Trump sabe perfectamente que soñar en ganar California sería cavar su propia tumba, si no confiara en ganar Texas, Virginia, Pennsylvania u otros estados de inmenso peso en los colegios electorales, considerando que el utópico jugo de la democracia norteamericana no depende del voto directo de los ciudadanos, sino del conteo de los llamados delegados. Ese trampantojo le costó no poca bilis a Al Gore y todos quienes sueñan con la realidad cinematográfica, pero en la grilla nitty-gritty del sistema gringo, el absurdo es tan siniestro que sí, efectivamente, Donald Trump está encaminándose a merecer el epitafio que ya le cincelaron en una piedra anónima y por supuesto, huye de la posibilidad literaria (y quizá incluso, cursi) que le brindaba el detalle: pudo haber vivido en carne propia la madrugada enrevesada de Ebeneezer Scrooge, el villano incomprendido de Charles Dickens, que amanece convertido en un hombre mejor una vez que sobrevive la madrugada de la mano de sus propios fantasmas y vive precisamente su arrepentimiento al ver en sueños lo que será del mundo cuando él ya no camine en vida.
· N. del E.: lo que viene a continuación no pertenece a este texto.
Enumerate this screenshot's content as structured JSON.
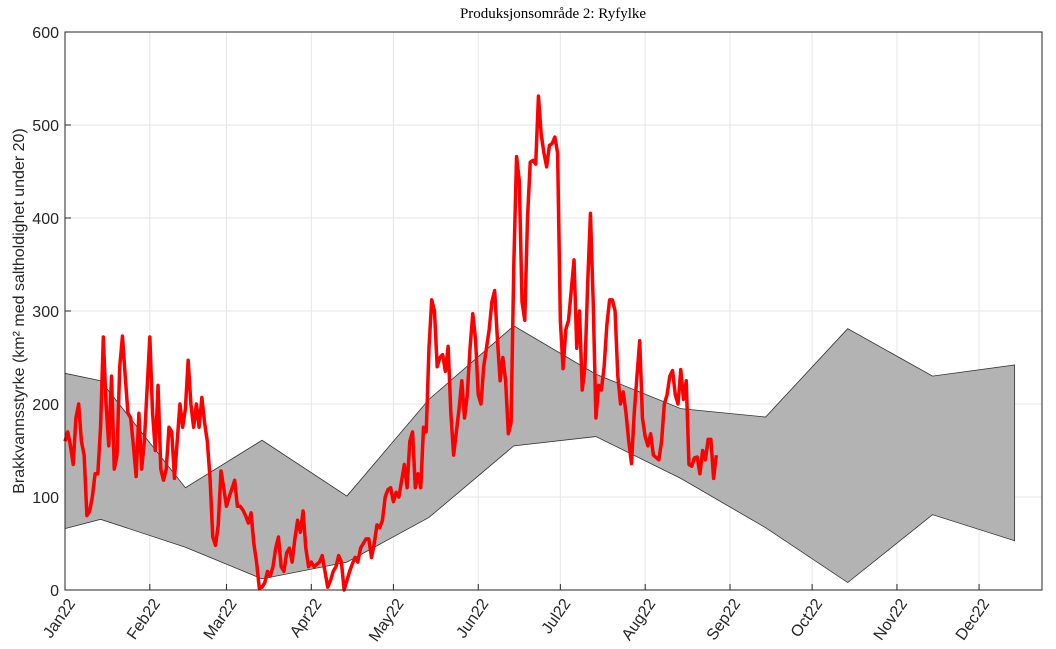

Lo mismo le pasa a George Bailey en It’s a Wonderful Life, lacrimógena película obligatoria para toda Navidad, donde James Stewart protagoniza la conciencia de todo hombre que de pronto descubre que la vida de uno afecta a todos y que por lo mismo, no perdemos nada en apuntalar que todo eso que nos conecta con la humanidad sea precisamente lo mejor de uno.

Lo que une a Donald Trump con sus electores es un amasijo de odios y de hartazgos que terminaron por pasarle factura a los aburridos republicanos que aspiraban a borrarlo en las primarias; lo que une a Trump con sus ex esposas y antiguos socios es un amasijo de odios y cochupos, maquillados con arreglos judiciales y económicos; lo que une a Trump con sus electores es un amasijo de odio contra mexicanos y latinos en general, como conceptos de un ente indefinible –sobre todo, allí en los estados en donde el voto latino no es crucial—y por ende, lo que une a Trump con la piedra de su tumba es el odio tan fácil de volverse olvido en cuanto alguien le demuestre que nadie llorará su ausencia.